Religiöse Genitalverstümmelung

Bundespräsident Gauck über Genitalverstümmelung und Zwangsheirat als Beispiele für schwere Menschenrechtsverletzungen: „Die Universalität der Menschenrechte muss in jeder und für jede Kultur verteidigt werden“ (Gauck am 06.12.2013 in Berlin in einer Rede zum 65. Jahrestag der Allgemeinen Erklärung der Menschenrechte).

Im November 2013 äußerte sich der damalige Bundespräsident gegenüber Zentralratspräsident Dieter Graumann in einem öffentlichen Gespräch.

Graumann: Herr Bundespräsident, wie haben Sie als Mann des Glaubens die Beschneidungsdebatte empfunden? So wie viele von uns, jenseits unserer Verletzungen, als einen Respektentzug vor der Religion in der Gesellschaft generell?

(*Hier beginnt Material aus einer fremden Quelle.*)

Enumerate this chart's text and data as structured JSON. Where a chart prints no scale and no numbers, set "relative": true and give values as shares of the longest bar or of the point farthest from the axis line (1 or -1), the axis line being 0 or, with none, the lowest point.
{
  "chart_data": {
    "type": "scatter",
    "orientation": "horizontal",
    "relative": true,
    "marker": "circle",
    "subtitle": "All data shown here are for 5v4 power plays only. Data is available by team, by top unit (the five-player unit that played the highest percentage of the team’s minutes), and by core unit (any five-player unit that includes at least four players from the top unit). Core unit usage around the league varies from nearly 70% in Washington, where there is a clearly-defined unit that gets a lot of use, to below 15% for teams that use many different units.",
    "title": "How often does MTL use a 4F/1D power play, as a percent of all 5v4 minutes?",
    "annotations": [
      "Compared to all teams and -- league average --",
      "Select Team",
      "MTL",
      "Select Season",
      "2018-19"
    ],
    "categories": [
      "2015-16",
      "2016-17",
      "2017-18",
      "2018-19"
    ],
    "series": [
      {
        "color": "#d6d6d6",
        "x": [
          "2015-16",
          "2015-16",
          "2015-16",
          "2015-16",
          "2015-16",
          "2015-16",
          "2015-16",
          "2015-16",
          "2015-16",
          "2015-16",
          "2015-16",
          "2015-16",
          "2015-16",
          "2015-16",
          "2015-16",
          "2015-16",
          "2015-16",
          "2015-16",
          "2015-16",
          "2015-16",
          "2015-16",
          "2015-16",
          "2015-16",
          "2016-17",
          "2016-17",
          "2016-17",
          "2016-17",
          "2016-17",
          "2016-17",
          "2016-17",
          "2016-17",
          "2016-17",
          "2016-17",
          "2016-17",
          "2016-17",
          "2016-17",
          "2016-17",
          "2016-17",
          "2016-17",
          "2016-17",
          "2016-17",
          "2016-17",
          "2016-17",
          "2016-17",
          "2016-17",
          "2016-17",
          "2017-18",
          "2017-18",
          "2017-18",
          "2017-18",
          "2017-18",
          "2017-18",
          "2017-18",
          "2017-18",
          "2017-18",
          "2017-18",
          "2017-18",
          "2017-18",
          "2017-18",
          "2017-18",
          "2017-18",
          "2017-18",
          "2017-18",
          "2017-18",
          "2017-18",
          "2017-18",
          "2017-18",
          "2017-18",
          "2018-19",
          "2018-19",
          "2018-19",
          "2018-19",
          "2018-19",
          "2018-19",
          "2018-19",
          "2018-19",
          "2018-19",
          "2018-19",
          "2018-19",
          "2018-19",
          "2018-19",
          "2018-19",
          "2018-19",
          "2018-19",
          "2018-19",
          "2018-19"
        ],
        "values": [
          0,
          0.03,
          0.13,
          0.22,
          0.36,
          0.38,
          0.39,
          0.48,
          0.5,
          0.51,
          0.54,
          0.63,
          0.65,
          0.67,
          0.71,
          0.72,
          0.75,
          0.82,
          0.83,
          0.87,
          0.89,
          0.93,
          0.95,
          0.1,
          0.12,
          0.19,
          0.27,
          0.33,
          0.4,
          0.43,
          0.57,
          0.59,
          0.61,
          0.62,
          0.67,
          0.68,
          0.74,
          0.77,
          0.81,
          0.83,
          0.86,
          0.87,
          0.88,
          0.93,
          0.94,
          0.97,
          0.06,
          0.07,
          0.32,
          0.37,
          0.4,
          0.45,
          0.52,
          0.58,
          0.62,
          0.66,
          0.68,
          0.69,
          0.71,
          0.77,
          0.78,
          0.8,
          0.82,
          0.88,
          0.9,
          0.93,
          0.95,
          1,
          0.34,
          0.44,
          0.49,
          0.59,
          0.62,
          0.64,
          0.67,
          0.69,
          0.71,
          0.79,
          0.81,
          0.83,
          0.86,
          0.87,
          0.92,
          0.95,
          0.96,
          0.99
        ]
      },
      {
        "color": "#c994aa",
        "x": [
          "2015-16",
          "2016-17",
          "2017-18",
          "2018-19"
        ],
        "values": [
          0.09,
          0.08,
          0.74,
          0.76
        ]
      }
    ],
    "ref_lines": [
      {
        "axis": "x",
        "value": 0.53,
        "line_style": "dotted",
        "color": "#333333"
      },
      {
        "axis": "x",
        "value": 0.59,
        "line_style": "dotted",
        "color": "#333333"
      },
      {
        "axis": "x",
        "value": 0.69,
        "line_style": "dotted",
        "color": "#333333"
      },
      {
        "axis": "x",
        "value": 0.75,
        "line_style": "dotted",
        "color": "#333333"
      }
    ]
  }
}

Gauck: Es ist so, dass eine bewusst religiöse Erziehung von Kindern in manchen Bevölkerungsgruppen schon als fundamentalistisch gilt. Es hat in Deutschland eine sehr heftige Debatte gegeben, in der diejenigen, die nur die Tradition des Rechts sehen, ein Problem gesehen haben mit der Beschneidung. Es würde sich nicht gehören oder auch nicht der Realität entsprechen, die Menschen, die aus dieser Tradition heraus argumentiert haben, als Menschenfeinde zu denunzieren. Das sind sie nicht. Aber sie haben eine etwas einseitige Sicht auf die komplexe Wirklichkeit des Menschen. Das Gemeinwesen hat etwas davon, wenn es viele Menschen gibt, die Werte verinnerlicht haben. Und zu den bedeutendsten Wertevermittlern gehören nun einmal die Religionen.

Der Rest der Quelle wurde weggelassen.